Maxine Hong Kingston & Viet Thanh Nguyen
Maxine Hong Kingston and Viet Thanh Nguyen discuss the new collection of Kingston’s work from the Library of America, edited by Nguyen. View the program on YouTube here.
About the speakers:
Maxine Hong Kingston was born to Chinese immigrant parents in Stockton, California in1940 and graduated from the University of California, Berkeley. A long-time member of the Berkeley faculty, she is currently Senior Lecturer for Creative Writing. Her nonfiction books include The Woman Warrior, which won the National Book Critics Circle Award for Nonfiction, China Men, which was awarded the National Book Award in1981, Hawaii One Summer, Through the Black Curtain, To Be the Poet, and The Fifth Book of Peace. She has written one novel, Tripmaster Monkey: His Fake Book. Kingston is the recipient of an American Academy of Arts and Letters Award in Literature and a National Humanities Medal from the National Endowment for the Humanities, as well as the title of “Living Treasure of Hawaii.”

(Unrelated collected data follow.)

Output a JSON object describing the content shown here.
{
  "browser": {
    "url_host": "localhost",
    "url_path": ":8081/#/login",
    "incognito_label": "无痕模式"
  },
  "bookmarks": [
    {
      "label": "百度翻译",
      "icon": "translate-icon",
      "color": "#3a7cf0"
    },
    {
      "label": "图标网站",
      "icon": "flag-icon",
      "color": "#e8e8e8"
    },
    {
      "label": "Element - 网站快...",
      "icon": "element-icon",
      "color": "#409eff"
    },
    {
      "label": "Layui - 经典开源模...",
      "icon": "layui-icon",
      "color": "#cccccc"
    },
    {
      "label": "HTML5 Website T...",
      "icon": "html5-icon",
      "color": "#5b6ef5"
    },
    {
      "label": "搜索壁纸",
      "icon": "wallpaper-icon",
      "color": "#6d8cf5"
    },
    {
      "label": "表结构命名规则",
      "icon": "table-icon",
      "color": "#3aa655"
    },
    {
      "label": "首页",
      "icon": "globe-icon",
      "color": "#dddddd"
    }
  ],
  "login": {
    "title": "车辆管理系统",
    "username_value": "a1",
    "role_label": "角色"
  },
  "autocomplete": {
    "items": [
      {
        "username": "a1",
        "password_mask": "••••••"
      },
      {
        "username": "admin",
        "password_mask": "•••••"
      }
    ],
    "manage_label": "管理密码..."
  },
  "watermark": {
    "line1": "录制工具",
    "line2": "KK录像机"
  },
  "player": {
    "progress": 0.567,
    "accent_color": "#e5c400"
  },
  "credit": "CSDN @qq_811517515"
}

Viet Thanh Nguyen’s novel The Sympathizer won the Pulitzer Prize for Fiction and numerous other awards. His most recent publication is the sequel to The Sympathizer, The Committed. His other books are a short story collection, The Refugees; Nothing Ever Dies: Vietnam and the Memory of War (a finalist for the National Book Award in nonfiction and the National Book Critics Circle Award in General Nonfiction); and Race and Resistance: Literature and Politics in Asian America. He has also published Chicken of the Sea, a children’s book written in collaboration with his six-year-old son, Ellison. He is a University Professor, the Aerol Arnold Chair of English, and a Professor of English, American Studies and Ethnicity, and Comparative Literature at the University of Southern California. A recipient of fellowships from the Guggenheim and MacArthur Foundations, he is also the editor of The Displaced: Refugee Writers on Refugee Lives.